Q20. Q = It = 1.50×10⁵ × 86 400 = 1.296×10¹⁰ C. n(e⁻) = 1.343×10⁵ mol → n(Al)=4.477×10⁴ mol → m = 4.477×10⁴ × 26.98 = 1.21×10⁶ g ≈ 1.21 t. Energy = QV = 1.296×10¹⁰ × 4.5 = 5.83×10¹⁰ J = 1.62×10⁴ kWh. Impacts: huge electricity demand (often coal/gas → CO₂); fluoride/perfluorocarbon emissions from cryolite bath.

Q21. C₆H₄(OH)COOH + (CH₃CO)₂O → C₆H₄(OCOCH₃)COOH + CH₃COOH. New ester (–OCOCH₃) replaces phenolic OH. Aspirin's ester hydrolyzes in moist air, releasing salicylic acid + acetic acid (vinegar smell).

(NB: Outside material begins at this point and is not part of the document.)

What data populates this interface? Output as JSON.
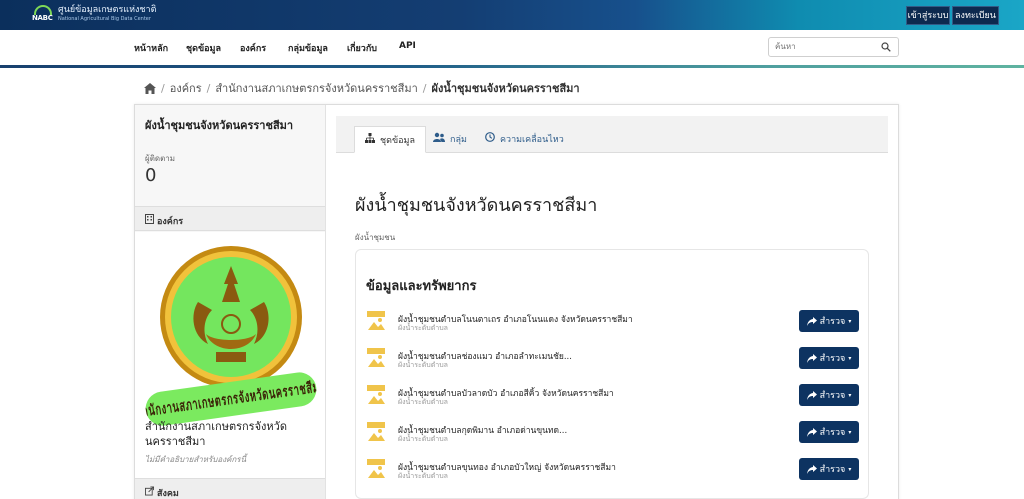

Q22. (i) Ca²⁺/Mg²⁺ react with stearate to form insoluble scum, reducing surfactant action. (ii) Ca(OH)₂ + Mg²⁺ + HCO₃⁻ → CaCO₃(s) + Mg(OH)₂(s) (Ksp very low → ions removed); Na₂CO₃ + Ca²⁺ → CaCO₃(s). (iii) Mg²⁺ has smaller ionic radius → higher charge density → polarizes water more strongly → larger hydration enthalpy.